The early version of the scam involved a marketplace seller listing something not in their possession at an inflated price, before buying it cheaper elsewhere—essentially nothing more than “buy low, sell high,” which is a form of arbitrage.
Adding compromised credit cards takes triangulation fraud to the next level. It’s a higher-stakes game, with greater rewards for the criminals and bigger losses for genuine online businesses, as well as risks for consumers.
So, how can you mitigate against it?
Preventing Triangulation Fraud
Every online business that accepts card payments is at risk from this type of fraud. Even cryptocurrency marketplaces like Binance warn against variations of the scam.
Ultimately, there are two ways to mitigate these risks:
- preventing the fraud from happening in the first place, and
- putting yourself in a strong position to defend a chargeback claim if it occurs.
When doing business in person, you can stop a transaction that, on instinct, “doesn't smell right.” In the online world, it’s all about putting systems in place to replace that instinct.
To help identify and prevent such fraudulent transactions in the first place, at SEON we use technology such as device fingerprinting, behavior analysis, velocity rules, IP analysis – and, importantly, email and phone data enrichment.
For the latter, we start with the shopper’s email address or phone number and search for their “digital footprint”: their online presence, which can help us assess whether they are a legitimate shopper or a fraudster.
Such data points are combined into a risk score for each individual.

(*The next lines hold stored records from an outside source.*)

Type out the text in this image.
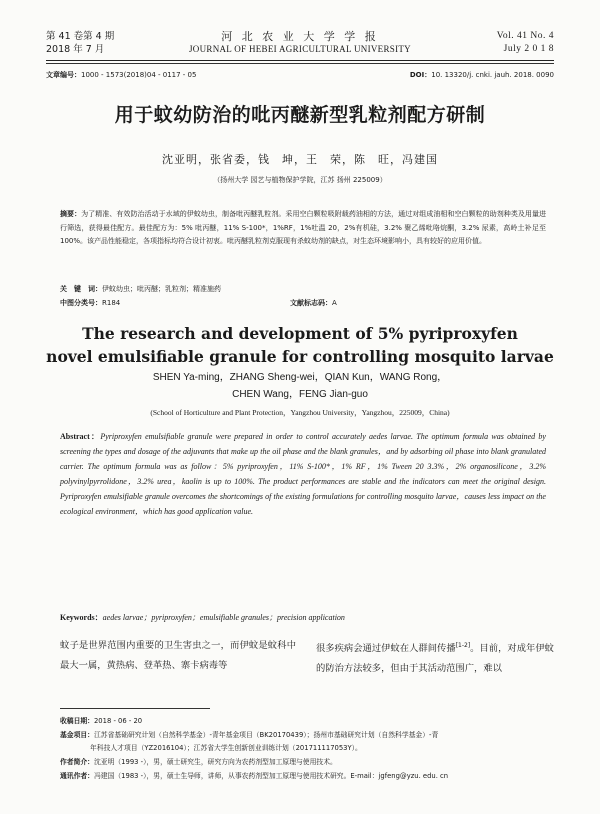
第 41 卷第 4 期
2018 年 7 月
河 北 农 业 大 学 学 报
JOURNAL OF HEBEI AGRICULTURAL UNIVERSITY
Vol. 41 No. 4
July 2 0 1 8
文章编号：1000 - 1573(2018)04 - 0117 - 05	DOI：10. 13320/j. cnki. jauh. 2018. 0090
用于蚊幼防治的吡丙醚新型乳粒剂配方研制
沈亚明，张省委，钱　坤，王　荣，陈　旺，冯建国
（扬州大学 园艺与植物保护学院，江苏 扬州 225009）
摘要：为了精准、有效防治活动于水域的伊蚊幼虫，制备吡丙醚乳粒剂。采用空白颗粒吸附载药油相的方法，通过对组成油相和空白颗粒的助剂种类及用量进行筛选，获得最佳配方。最佳配方为：5% 吡丙醚，11% S-100*，1%RF，1%吐温 20，2%有机硅，3.2% 聚乙烯吡咯烷酮，3.2% 尿素，高岭土补足至 100%。该产品性能稳定，各项指标均符合设计初衷。吡丙醚乳粒剂克服现有杀蚊幼剂的缺点，对生态环境影响小，具有较好的应用价值。
关　键　词：伊蚊幼虫；吡丙醚；乳粒剂；精准施药
中图分类号：R184	文献标志码：A
The research and development of 5% pyriproxyfen
novel emulsifiable granule for controlling mosquito larvae
SHEN Ya-ming，ZHANG Sheng-wei，QIAN Kun，WANG Rong，
CHEN Wang，FENG Jian-guo
(School of Horticulture and Plant Protection，Yangzhou University，Yangzhou，225009，China)
Abstract：Pyriproxyfen emulsifiable granule were prepared in order to control accurately aedes larvae. The optimum formula was obtained by screening the types and dosage of the adjuvants that make up the oil phase and the blank granules，and by adsorbing oil phase into blank granulated carrier. The optimum formula was as follow：5% pyriproxyfen，11% S-100*，1% RF，1% Tween 20 3.3%，2% organosilicone，3.2% polyvinylpyrrolidone，3.2% urea，kaolin is up to 100%. The product performances are stable and the indicators can meet the original design. Pyriproxyfen emulsifiable granule overcomes the shortcomings of the existing formulations for controlling mosquito larvae，causes less impact on the ecological environment，which has good application value.
Keywords：aedes larvae；pyriproxyfen；emulsifiable granules；precision application
蚊子是世界范围内重要的卫生害虫之一，而伊蚊是蚊科中最大一属，黄热病、登革热、寨卡病毒等
很多疾病会通过伊蚊在人群间传播[1-2]。目前，对成年伊蚊的防治方法较多，但由于其活动范围广，难以
收稿日期：2018 - 06 - 20
基金项目：江苏省基础研究计划（自然科学基金）-青年基金项目（BK20170439）；扬州市基础研究计划（自然科学基金）-青
年科技人才项目（YZ2016104）；江苏省大学生创新创业训练计划（201711117053Y）。
作者简介：沈亚明（1993 -），男，硕士研究生，研究方向为农药剂型加工原理与使用技术。
通讯作者：冯建国（1983 -），男，硕士生导师，讲师，从事农药剂型加工原理与使用技术研究。E-mail：jgfeng@yzu. edu. cn
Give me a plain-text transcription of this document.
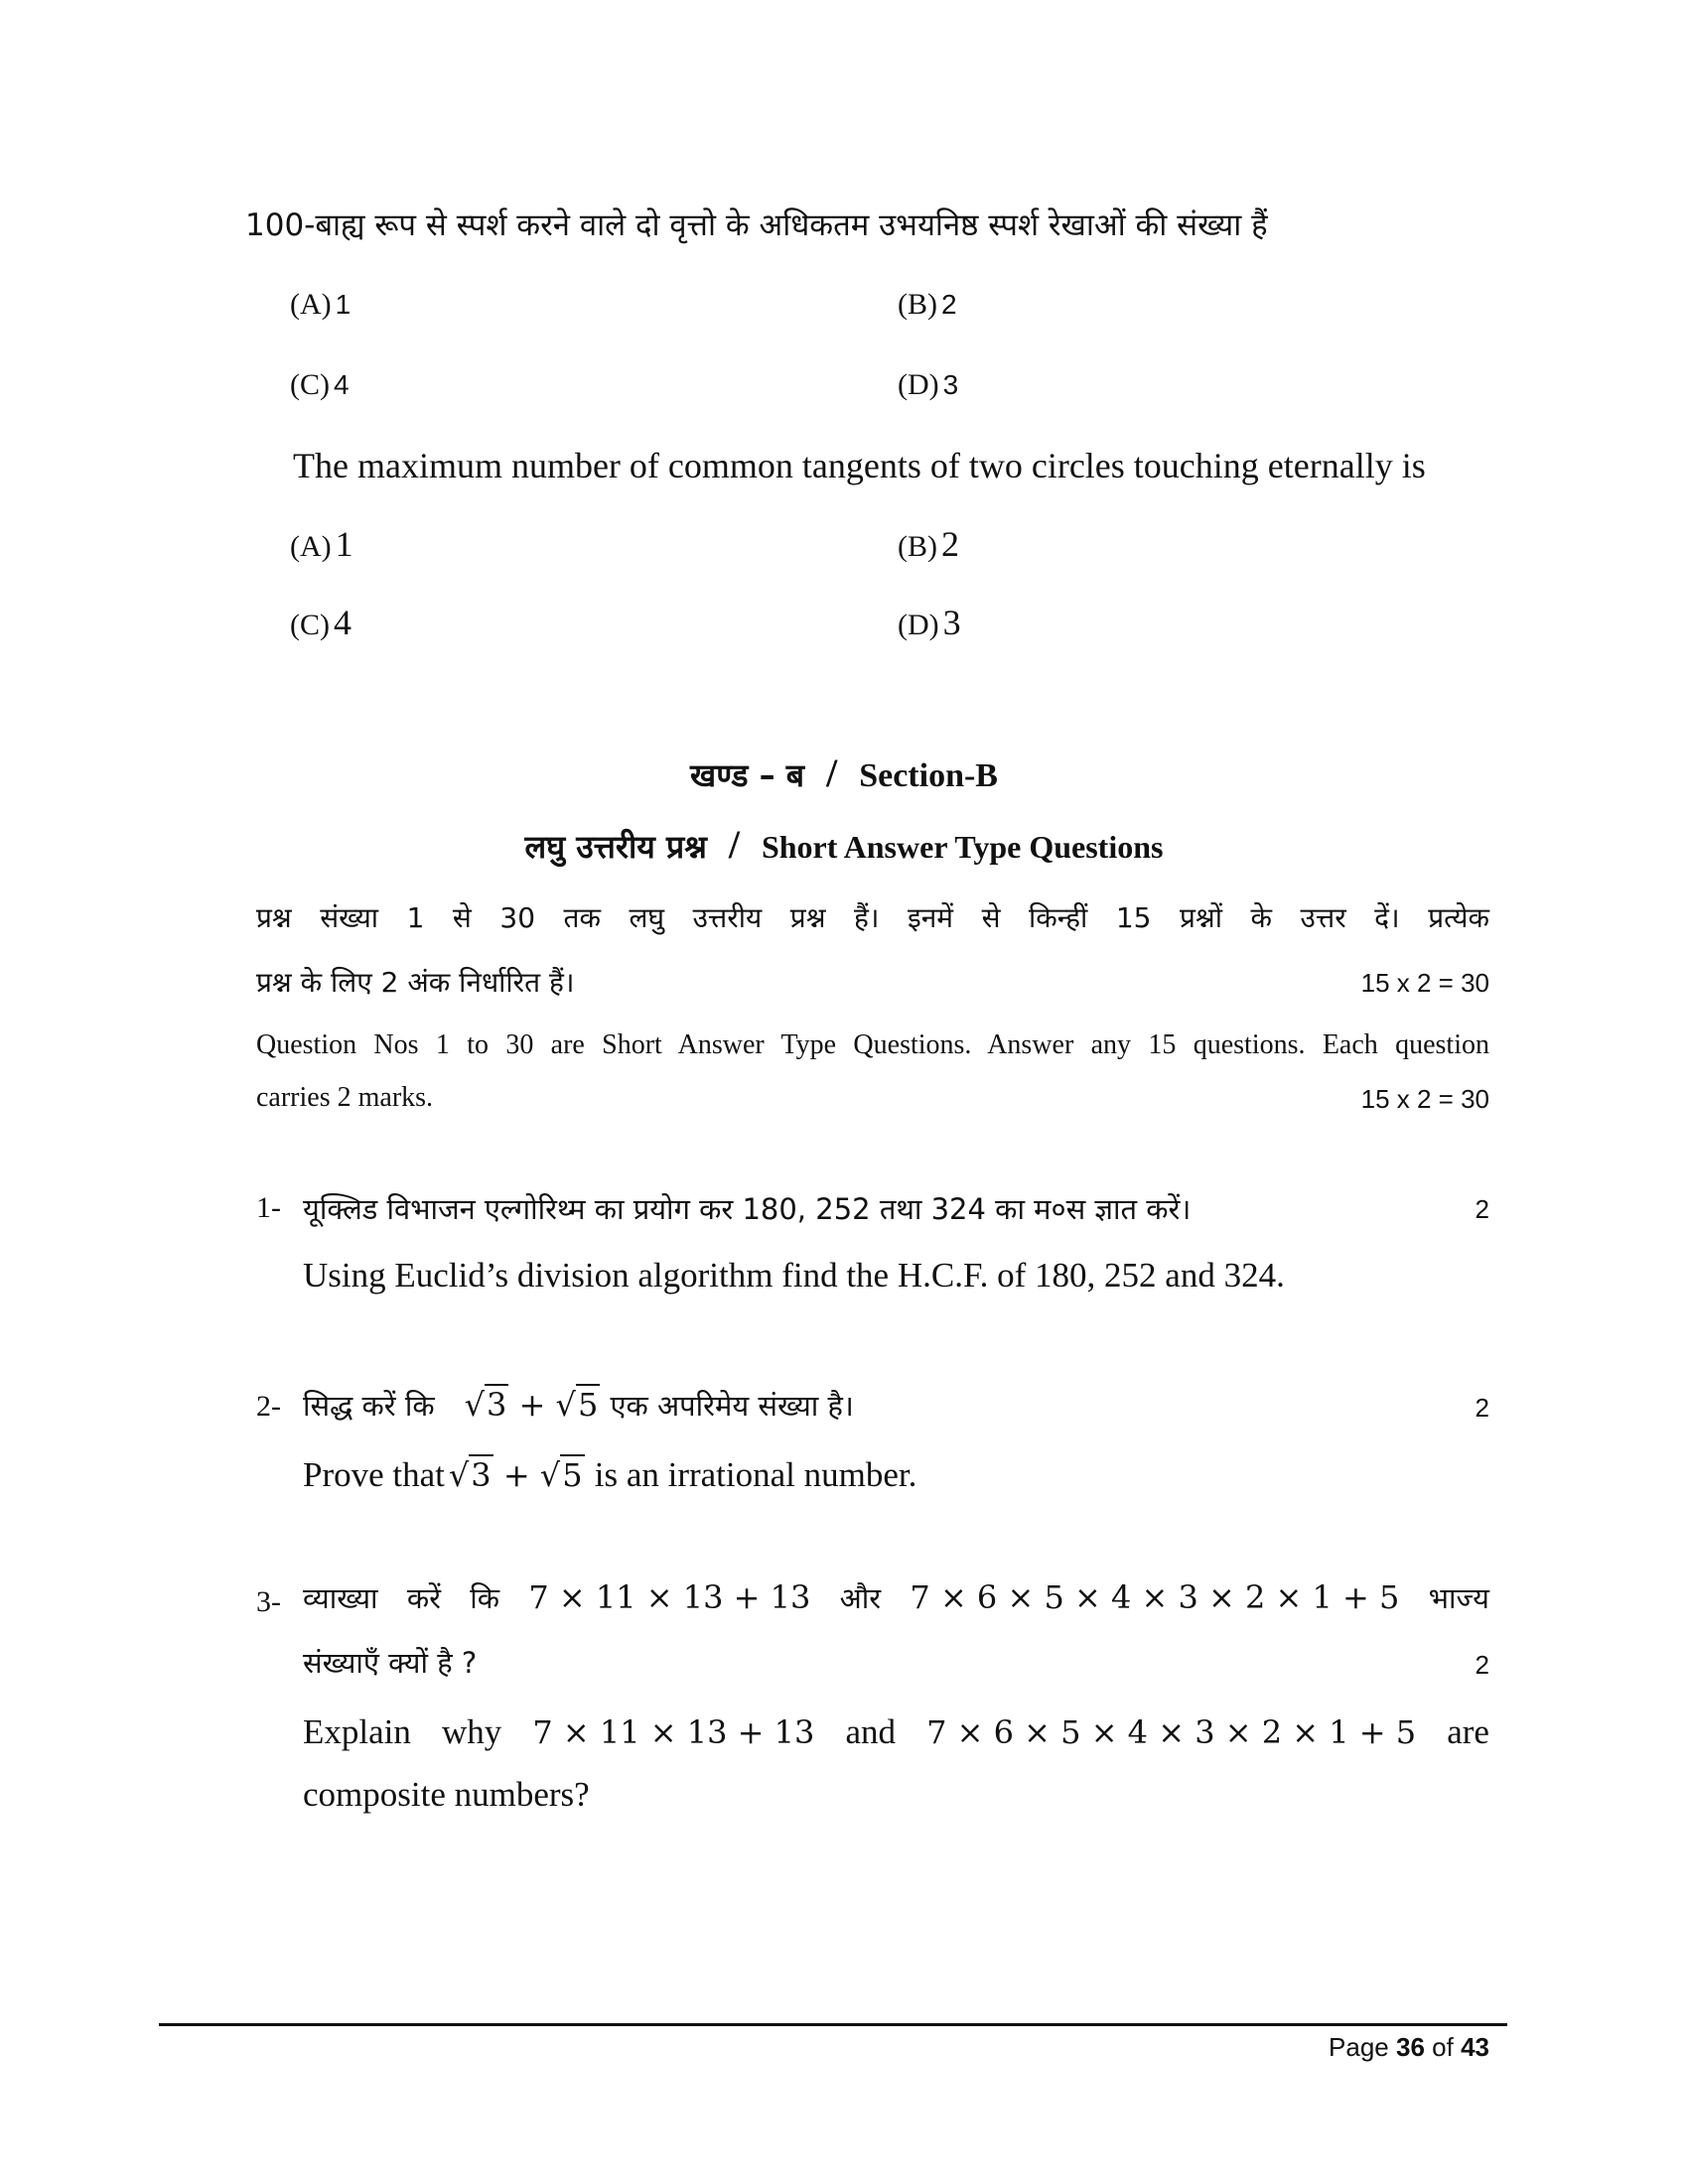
100-बाह्य रूप से स्पर्श करने वाले दो वृत्तो के अधिकतम उभयनिष्ठ स्पर्श रेखाओं की संख्या हैं
(A) 1	(B) 2
(C) 4	(D) 3
The maximum number of common tangents of two circles touching eternally is
(A) 1	(B) 2
(C) 4	(D) 3
खण्ड – ब / Section-B
लघु उत्तरीय प्रश्न / Short Answer Type Questions
प्रश्न संख्या 1 से 30 तक लघु उत्तरीय प्रश्न हैं। इनमें से किन्हीं 15 प्रश्नों के उत्तर दें। प्रत्येक
प्रश्न के लिए 2 अंक निर्धारित हैं।	15 x 2 = 30
Question Nos 1 to 30 are Short Answer Type Questions. Answer any 15 questions. Each question
carries 2 marks.	15 x 2 = 30
1- यूक्लिड विभाजन एल्गोरिथ्म का प्रयोग कर 180, 252 तथा 324 का म०स ज्ञात करें।	2
Using Euclid’s division algorithm find the H.C.F. of 180, 252 and 324.
2- सिद्ध करें कि √3 + √5 एक अपरिमेय संख्या है।	2
Prove that √3 + √5 is an irrational number.
3- व्याख्या करें कि 7 × 11 × 13 + 13 और 7 × 6 × 5 × 4 × 3 × 2 × 1 + 5 भाज्य
संख्याएँ क्यों है ?	2
Explain why 7 × 11 × 13 + 13 and 7 × 6 × 5 × 4 × 3 × 2 × 1 + 5 are
composite numbers?
Page 36 of 43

For example:
- Whether an email address is established or brand new.
- The number of social media networks and online platforms this email is used for.
- If a phone number is linked to a genuine carrier network or is a virtual number.
- Whether a customer account is being accessed from the usual location and browser.
- Whether the buyer is using a VPN, proxy or anonymous browser.
- the distance between the IP address of the buyer and the delivery address
Striking a Balance
Obviously, it’s crucial to strike the right balance between avoiding fraudulent purchases (and, in turn, chargebacks), and alienating genuine customers with irritating barriers to purchase or declined transactions—known as false declines, which can lead to higher customer insult rates and churn.
There is no one-size-fits-all. For fraud prevention systems to work at their best, businesses should take the time to “tune” them according to their sector, risk appetite, and the threat landscape—to determine when transactions should be outright rejected or perhaps flagged for manual review.
Given that cybercrime is an eternal cat and mouse game, it’s inevitable that some fraudulent transactions will get through. However, having the right fraud protection mitigations in place can help them, too. Merchants are far more likely to win a chargeback dispute if they can show they did everything reasonably possible to prevent it, as well as keep meticulous records.
This cat and mouse game will never end, but technology like data enrichment and in-depth fingerprinting increasingly manages to take the place of that shopkeeper’s instinct.